Rwabugiri’s death had trigged a violent succession fight among the Tutsi royal clans; the dynasty was in great disarray, and the weakened leaders of the prevailing factions eagerly collaborated with the colonial overlords in exchange for patronage. The political structure that resulted is often described as a “dual colonialism,” in which Tutsi elites exploited the protection and license extended by the Germans to pursue their internal feuds and to further their hegemony over the Hutus. By the time that the League of Nations turned Rwanda over to Belgium as a spoil of World War I, the terms Hutu and Tutsi had become clearly defined as opposing “ethnic” identities, and the Belgians made this polarization the cornerstone of their colonial policy.

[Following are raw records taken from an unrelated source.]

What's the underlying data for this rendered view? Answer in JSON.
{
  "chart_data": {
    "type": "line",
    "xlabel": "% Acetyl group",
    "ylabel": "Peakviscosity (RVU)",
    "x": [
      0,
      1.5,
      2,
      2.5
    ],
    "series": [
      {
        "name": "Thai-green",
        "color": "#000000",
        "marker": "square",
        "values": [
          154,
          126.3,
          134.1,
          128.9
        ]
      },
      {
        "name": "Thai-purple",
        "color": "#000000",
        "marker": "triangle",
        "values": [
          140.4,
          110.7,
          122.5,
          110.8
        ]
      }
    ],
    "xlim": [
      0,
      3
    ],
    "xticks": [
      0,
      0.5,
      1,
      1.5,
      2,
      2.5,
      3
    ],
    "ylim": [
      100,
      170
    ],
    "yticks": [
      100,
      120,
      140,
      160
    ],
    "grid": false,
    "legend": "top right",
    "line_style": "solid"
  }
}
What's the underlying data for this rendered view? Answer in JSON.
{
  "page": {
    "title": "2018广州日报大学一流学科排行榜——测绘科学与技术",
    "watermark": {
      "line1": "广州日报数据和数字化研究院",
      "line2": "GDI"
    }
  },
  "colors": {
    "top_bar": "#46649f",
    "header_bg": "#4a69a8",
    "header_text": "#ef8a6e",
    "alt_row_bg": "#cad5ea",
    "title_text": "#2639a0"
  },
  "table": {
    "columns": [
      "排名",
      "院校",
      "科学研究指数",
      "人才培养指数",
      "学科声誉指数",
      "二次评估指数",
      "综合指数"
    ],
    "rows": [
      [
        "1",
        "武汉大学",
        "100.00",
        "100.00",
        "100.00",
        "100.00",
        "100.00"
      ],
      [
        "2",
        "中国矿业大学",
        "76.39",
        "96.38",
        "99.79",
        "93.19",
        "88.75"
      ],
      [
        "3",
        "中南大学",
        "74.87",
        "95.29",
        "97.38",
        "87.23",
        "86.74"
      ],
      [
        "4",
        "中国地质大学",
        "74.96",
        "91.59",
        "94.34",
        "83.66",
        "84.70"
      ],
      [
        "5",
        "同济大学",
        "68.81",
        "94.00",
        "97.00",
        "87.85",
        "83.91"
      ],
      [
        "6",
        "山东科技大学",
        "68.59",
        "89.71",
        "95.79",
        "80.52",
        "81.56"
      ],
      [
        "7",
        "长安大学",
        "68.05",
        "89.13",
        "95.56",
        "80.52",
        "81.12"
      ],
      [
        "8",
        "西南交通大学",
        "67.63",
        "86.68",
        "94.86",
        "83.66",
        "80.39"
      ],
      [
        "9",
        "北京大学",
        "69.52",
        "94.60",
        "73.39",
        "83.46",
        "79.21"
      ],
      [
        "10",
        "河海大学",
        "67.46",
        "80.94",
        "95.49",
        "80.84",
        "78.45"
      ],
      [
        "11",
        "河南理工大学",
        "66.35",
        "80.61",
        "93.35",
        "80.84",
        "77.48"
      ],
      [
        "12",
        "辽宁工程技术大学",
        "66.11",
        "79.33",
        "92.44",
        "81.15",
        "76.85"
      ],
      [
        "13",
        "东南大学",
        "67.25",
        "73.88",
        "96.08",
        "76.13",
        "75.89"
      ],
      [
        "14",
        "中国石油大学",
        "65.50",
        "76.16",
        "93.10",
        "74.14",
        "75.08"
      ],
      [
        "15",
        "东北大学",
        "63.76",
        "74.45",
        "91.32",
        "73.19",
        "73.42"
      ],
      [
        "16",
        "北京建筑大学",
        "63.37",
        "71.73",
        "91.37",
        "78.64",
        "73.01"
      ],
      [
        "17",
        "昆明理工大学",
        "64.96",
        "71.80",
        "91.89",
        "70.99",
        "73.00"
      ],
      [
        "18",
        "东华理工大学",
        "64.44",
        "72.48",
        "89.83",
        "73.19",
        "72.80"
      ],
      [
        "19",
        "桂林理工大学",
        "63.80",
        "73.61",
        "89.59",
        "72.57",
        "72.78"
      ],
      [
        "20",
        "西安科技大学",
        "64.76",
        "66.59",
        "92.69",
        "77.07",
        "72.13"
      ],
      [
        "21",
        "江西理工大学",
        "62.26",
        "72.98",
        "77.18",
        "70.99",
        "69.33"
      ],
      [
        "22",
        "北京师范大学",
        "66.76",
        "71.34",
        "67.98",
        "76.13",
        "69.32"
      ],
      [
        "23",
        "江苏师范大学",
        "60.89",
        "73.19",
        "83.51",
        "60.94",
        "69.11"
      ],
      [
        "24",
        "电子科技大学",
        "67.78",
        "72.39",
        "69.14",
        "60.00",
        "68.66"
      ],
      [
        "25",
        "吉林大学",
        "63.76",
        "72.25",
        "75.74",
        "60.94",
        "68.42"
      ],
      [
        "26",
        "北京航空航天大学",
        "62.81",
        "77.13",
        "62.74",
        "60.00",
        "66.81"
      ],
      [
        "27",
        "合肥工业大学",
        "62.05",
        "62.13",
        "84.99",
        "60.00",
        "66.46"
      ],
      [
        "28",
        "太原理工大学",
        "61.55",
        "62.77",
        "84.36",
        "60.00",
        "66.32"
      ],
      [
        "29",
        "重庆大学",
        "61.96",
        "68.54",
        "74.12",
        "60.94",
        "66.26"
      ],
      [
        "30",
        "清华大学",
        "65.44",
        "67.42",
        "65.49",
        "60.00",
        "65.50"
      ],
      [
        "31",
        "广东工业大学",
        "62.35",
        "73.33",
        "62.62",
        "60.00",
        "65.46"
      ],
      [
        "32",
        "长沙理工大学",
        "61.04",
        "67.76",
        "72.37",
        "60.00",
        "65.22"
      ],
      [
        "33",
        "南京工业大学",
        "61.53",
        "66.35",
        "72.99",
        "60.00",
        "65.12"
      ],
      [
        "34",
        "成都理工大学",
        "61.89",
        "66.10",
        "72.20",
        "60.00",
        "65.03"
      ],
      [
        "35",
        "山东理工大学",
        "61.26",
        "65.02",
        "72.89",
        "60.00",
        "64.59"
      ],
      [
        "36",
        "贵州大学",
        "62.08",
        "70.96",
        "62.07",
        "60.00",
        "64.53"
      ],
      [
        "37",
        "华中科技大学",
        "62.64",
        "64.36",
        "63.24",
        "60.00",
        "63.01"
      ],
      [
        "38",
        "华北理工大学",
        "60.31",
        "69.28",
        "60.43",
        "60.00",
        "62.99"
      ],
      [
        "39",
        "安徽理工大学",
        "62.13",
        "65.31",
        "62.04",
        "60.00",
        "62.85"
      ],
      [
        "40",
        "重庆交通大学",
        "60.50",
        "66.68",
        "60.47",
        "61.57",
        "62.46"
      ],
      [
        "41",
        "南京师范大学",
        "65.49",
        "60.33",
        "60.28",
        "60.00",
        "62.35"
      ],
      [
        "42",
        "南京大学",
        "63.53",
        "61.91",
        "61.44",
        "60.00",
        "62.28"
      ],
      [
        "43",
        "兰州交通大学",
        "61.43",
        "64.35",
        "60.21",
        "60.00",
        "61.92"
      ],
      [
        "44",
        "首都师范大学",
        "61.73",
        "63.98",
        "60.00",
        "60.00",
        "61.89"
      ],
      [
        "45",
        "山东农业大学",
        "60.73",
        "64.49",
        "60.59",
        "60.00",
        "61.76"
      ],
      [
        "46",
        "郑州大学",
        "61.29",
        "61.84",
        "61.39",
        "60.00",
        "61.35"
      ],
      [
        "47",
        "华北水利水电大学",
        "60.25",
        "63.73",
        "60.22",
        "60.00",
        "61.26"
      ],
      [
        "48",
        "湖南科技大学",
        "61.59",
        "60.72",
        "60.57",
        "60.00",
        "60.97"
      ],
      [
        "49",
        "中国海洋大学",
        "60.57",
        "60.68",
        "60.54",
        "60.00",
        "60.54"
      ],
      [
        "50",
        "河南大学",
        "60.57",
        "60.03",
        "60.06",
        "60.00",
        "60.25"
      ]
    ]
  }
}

In his classic history of Rwanda, written in the 1950s, the missionary Monsignor Louis de Lacger remarked, “One of the most surprising phenomena of Rwanda’s human geography is surely the contrast between the plurality of races and the sentiment of national unity. The natives of this country genuinely have the feeling of forming but one people.” Lacger marveled at the unity created by loyalty to the monarchy—“I would kill for my Mwami” was a popular chant—and to the national God, Imana. “The ferocity of this patriotism is exalted to the point of chauvinism,” he wrote, and his missionary colleague Father Pages observed that Rwandans “were persuaded before the European penetration that their country was the center of the world, that this was the largest, most powerful, and most civilized kingdom on earth.” Rwandans believed that God might visit other countries by day, but every night he returned to rest in Rwanda. According to Pages, “they found it natural that the two horns of the crescent moon should be turned toward Rwanda, in order to protect it.” No doubt, Rwandans also assumed that God expressed himself in Kinyarwanda, because few Rwandans in the insular precolonial state would have known that any other language existed. Even today, when Rwanda’s government and many of its citizens are multilingual, Kinyarwanda is the only language of all Rwandans, and, after Swahili, it is the second most widely spoken African language. As Lacger wrote: “There are few people in Europe among whom one finds these three factors of national cohesion: one language, one faith, one law.”